The mixed NOC doubles curling teams consisted of one boy and one girl from different NOCs. The mixed doubles competition took place after the mixed team competition; the same athletes competing in the mixed event competed in the mixed doubles event. The mixed doubles teams was selected by the organizing committee based on the final rankings from the mixed team competition. The resulting 32 teams played a single knockout round to determine the winner.

==Qualification==
===Summary===

| Region | Vacancies | Qualified |
|---|---|---|
| Host Nation | 1 | Norway |
| North America^{1} | 2 | Canada United States |
| South America^{1} | 1 | Brazil |
| Asia^{2} | 3 | South Korea China Japan |
| Oceania | 1 | New Zealand |
| Europe | 8 | Switzerland Great Britain Sweden Russia Italy Czech Republic Estonia Turkey |
| TOTAL | 16 |  |

===Qualification points===
The qualification of NOCs to the 2016 Winter Youth Olympics was determined using qualification points. The qualification points are allotted based on the nations' final rankings at international junior curling championships, which include the regional championships (the European Junior Curling Challenge and the Pacific-Asia Junior Curling Championships) and the World Junior Curling Championships.

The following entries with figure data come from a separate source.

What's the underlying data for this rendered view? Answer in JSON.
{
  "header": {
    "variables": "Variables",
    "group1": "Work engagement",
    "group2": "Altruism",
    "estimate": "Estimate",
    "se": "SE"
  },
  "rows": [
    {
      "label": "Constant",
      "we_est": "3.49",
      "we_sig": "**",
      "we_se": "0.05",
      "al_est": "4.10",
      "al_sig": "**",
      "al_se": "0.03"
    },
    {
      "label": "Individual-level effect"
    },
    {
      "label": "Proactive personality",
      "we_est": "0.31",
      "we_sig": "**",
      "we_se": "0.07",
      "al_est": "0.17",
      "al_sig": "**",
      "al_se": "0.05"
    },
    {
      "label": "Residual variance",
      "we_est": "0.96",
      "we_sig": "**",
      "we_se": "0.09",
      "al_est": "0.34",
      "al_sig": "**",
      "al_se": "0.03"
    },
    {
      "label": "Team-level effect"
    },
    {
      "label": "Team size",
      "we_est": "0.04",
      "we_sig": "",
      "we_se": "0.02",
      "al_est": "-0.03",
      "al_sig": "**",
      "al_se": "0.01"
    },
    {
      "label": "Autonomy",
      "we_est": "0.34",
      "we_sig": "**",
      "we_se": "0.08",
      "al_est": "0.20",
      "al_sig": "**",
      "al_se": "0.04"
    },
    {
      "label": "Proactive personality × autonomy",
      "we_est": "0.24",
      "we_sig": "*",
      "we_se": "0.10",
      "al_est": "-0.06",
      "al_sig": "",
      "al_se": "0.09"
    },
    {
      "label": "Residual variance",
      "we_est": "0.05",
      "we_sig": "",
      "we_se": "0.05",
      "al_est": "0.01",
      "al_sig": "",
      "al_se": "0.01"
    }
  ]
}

Nations that qualify from the regional championships to the world championships only receive points from their final ranking at the world championships. The results from the 2013–14 and 2014–15 curling seasons are considered for qualification to the 2016 Winter Youth Olympics. The points are distributed as follows:

- World Championships

| Final rank | 1 | 2 | 3 | 4 | 5 | 6 | 7 | 8 | 9 | 10 |
| Points | 20 | 18 | 17 | 16 | 15 | 14 | 13 | 12 | 11 | 10 |

- Regional Championships

| Final rank | 1 | 2 | 3 | 4 | 5 |
| Points | 10 | 8 | 6 | 5 | 4 |

The following table shows the qualification points earned by each country in both men's and women's junior championships. The points for each championship are cumulative over the last two years.

Qualified teams in bold

| Region | Countries | Points for qualification |  |  |  |  |  |  |
| EJCC Women | EJCC Men | PJCC Women | PJCC Men | WJCC Women | WJCC Men | Total |
| Host Nation | Norway | Not required |  |  |  |  |  |  |
| North America^{1} | Canada |  |  |  |  | 40 | 37 | 77 |
| United States |  |  |  |  | 29 | 27 | 56 |
| South America^{1} | Brazil |  |  |  |  |  |  | 0 |
| Asia^{2} | South Korea |  |  |  | 8 | 32 | 13 | 53 |
| China |  |  | 16 | 8 |  | 11 | 35 |
| Japan |  |  | 11 | 11 |  |  | 22 |
| Oceania | New Zealand |  |  | 11 | 11 |  |  | 22 |
| Australia |  |  | 8 | 8 |  |  | 16 |
| Europe | Switzerland |  |  |  |  | 32 | 38 | 70 |
| Great Britain |  |  |  |  | 30 | 35 | 65 |
| Sweden |  |  |  |  | 32 | 31 | 63 |
| Russia |  |  |  |  | 30 | 25 | 55 |
| Italy | 5 |  |  |  | 11 | 28 | 44 |
| Czech Republic |  | 10 |  |  |  | 23 | 33 |
| Estonia | 3 |  |  |  | 12 | 10 | 25 |
| Turkey | 12 | 9 |  |  |  |  | 21 |
| Austria |  | 5 |  |  |  | 13 | 18 |
| Germany | 9 | 8 |  |  |  |  | 17 |
| Denmark |  | 5 |  |  | 10 |  | 15 |
| Hungary | 14 |  |  |  |  |  | 14 |
| Netherlands |  | 12 |  |  |  |  | 12 |
| Latvia | 5 | 6 |  |  |  |  | 11 |
| Spain | 2 | 8 |  |  |  |  | 10 |
| Poland | 10 |  |  |  |  |  | 10 |
| Finland |  | 1 |  |  |  |  | 1 |

- Notes
1. The North American and South American teams are qualified automatically by virtue of their affiliation with the World Curling Federation, since the number of qualification spots equals the number of nations affiliated with the WCF.
2. The Asian teams are qualified as no more than three nations affiliated in the region chose to participate.